ZnO, MgO and FeO adsorption efficiencies for direct sky Blue dye: equilibrium, kinetics and thermodynamics studies

Abstract Adsorption is one of the promising techniques for the remediation of wastewater and it also offers advantages such as low cost, availability of the adsorbent and ease in operation. The wastewater treatment using smart materials gained much attention and the present investigation evaluated the adsorption efficiencies of ZnO, MgO and FeO for the removal of Direct Sky Blue (DSB) dye. The adsorption affecting parameters, i.e., effect of adsorbent dose, pH, concentration of dye, temperature and contact time were studied in association with dye adsorption. The effect of electrolytes and surfactants was also studied on dye adsorption. The dye adsorption data was analysed using various kinetics parameters, isotherms and thermodynamics models. The maximum adsorption capacities of MgO, FeO and ZnO were recorded to be 46.7, 42.9 and 40.9 mg/g, respectively at the pH 2, adsorbent dose 0.05 g, contact time 75 min, 40 °C and 70 mg/L initial concentration of the dye.

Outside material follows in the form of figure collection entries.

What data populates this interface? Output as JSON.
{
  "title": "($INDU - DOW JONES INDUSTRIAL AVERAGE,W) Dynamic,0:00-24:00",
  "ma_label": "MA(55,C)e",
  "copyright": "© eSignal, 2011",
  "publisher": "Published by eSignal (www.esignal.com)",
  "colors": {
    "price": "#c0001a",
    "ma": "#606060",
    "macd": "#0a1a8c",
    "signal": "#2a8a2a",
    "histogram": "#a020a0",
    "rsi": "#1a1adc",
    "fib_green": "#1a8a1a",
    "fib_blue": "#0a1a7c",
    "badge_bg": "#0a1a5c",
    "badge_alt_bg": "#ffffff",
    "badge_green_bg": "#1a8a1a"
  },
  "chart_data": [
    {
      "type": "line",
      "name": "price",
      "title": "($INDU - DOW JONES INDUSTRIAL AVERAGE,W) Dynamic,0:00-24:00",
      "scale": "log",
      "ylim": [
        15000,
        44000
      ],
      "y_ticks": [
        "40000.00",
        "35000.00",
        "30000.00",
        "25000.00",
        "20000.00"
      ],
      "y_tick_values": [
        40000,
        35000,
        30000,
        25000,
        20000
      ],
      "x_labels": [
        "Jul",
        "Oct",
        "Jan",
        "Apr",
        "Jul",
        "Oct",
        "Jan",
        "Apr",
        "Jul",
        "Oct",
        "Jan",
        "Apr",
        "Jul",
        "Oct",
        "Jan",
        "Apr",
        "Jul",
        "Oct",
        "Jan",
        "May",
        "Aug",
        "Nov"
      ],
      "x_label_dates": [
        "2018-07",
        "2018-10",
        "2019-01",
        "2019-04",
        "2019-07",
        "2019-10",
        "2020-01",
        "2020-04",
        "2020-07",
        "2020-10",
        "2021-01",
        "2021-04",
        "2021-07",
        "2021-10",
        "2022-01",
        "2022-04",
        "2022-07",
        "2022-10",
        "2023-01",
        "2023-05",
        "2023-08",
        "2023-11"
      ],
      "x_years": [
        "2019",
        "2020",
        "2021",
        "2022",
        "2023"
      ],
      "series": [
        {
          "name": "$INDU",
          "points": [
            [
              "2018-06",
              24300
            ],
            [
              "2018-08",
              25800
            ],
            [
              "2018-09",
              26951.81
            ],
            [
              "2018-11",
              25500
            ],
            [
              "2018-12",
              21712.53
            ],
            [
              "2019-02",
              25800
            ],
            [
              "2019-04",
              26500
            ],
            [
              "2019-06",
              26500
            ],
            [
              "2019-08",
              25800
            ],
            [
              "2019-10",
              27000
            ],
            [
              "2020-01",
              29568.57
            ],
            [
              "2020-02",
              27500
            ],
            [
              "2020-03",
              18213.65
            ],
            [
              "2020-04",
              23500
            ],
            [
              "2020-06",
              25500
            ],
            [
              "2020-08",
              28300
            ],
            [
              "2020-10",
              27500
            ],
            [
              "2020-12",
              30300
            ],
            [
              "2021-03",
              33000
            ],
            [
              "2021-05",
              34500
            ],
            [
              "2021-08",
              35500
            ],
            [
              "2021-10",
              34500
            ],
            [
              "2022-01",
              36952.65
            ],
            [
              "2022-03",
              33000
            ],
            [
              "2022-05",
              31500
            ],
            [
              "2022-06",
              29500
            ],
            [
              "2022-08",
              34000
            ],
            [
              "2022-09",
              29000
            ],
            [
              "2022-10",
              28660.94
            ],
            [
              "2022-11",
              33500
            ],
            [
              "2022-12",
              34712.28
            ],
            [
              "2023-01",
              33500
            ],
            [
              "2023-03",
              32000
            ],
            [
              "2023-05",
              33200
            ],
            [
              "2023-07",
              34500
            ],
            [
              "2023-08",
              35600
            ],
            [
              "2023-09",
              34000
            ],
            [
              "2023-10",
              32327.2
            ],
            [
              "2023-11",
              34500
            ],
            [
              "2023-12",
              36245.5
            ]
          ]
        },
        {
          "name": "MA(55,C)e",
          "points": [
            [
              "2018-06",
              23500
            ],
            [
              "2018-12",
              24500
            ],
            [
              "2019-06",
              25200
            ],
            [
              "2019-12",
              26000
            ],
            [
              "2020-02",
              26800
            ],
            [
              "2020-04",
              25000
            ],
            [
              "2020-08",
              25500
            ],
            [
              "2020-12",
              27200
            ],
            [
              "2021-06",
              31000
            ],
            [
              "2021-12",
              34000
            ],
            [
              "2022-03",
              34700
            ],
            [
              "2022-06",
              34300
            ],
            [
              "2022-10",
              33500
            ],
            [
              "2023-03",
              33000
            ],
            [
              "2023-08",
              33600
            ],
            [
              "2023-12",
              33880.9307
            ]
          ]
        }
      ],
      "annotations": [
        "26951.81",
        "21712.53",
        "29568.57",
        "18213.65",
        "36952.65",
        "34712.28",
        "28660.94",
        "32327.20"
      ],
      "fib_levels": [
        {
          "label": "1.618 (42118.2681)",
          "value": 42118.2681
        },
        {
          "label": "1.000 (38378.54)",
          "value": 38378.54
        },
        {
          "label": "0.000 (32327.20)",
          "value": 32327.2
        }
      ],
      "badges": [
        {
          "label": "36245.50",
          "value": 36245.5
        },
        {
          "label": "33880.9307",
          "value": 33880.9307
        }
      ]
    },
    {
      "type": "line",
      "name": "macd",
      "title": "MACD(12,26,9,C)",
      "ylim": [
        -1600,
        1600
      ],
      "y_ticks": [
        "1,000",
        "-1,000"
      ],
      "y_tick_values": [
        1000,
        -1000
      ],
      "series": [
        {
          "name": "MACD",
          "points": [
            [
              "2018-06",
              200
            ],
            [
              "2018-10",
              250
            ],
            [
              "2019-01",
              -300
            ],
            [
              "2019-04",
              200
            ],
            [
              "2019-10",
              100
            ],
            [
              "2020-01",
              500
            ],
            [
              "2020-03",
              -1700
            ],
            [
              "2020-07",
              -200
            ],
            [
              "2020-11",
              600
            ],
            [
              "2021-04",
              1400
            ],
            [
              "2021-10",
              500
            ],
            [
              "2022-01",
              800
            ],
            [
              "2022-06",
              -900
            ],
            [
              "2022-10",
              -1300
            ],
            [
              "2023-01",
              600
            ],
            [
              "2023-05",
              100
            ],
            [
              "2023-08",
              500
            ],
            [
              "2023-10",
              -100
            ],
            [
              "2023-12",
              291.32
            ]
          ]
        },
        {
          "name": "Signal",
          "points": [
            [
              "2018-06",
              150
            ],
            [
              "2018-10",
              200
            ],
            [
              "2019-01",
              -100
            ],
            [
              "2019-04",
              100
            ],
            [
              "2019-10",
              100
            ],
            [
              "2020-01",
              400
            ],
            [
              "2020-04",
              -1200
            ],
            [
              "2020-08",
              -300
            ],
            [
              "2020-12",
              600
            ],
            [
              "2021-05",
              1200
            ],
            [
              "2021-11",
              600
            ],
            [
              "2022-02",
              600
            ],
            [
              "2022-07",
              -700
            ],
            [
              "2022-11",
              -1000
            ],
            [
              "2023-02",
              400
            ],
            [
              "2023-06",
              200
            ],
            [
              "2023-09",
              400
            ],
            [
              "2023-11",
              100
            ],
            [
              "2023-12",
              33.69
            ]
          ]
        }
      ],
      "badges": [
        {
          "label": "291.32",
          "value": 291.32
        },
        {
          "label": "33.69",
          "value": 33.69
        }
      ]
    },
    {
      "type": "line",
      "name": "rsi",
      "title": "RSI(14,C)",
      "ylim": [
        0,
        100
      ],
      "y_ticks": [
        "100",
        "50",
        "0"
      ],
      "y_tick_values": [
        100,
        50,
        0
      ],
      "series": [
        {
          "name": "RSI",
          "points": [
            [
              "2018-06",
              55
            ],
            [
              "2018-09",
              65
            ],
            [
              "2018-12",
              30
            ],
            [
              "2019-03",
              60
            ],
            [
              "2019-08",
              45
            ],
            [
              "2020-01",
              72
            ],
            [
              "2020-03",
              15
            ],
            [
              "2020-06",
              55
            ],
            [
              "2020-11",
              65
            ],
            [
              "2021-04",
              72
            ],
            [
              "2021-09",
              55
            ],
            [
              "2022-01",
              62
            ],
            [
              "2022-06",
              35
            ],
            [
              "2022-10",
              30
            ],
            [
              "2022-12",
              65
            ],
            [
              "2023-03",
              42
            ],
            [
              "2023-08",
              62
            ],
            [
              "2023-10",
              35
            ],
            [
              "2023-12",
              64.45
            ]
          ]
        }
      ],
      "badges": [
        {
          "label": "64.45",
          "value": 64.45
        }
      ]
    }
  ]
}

The dye adsorption onto MgO followed a Langmuir isotherm, while ZnO followed Temkin isotherm. Langmuir and Temkin isotherms were satisfactory in the case of FeO. Pseudo second order best explained the dye adsorption kinetics. The thermodynamics studies revealed non-spontaneous adsorption of DSB dye onto ZnO, MgO and FeO. In view of promising efficiency, the ZnO, MgO and FeO have potential to apply for dyes adsorption from textile wastewater.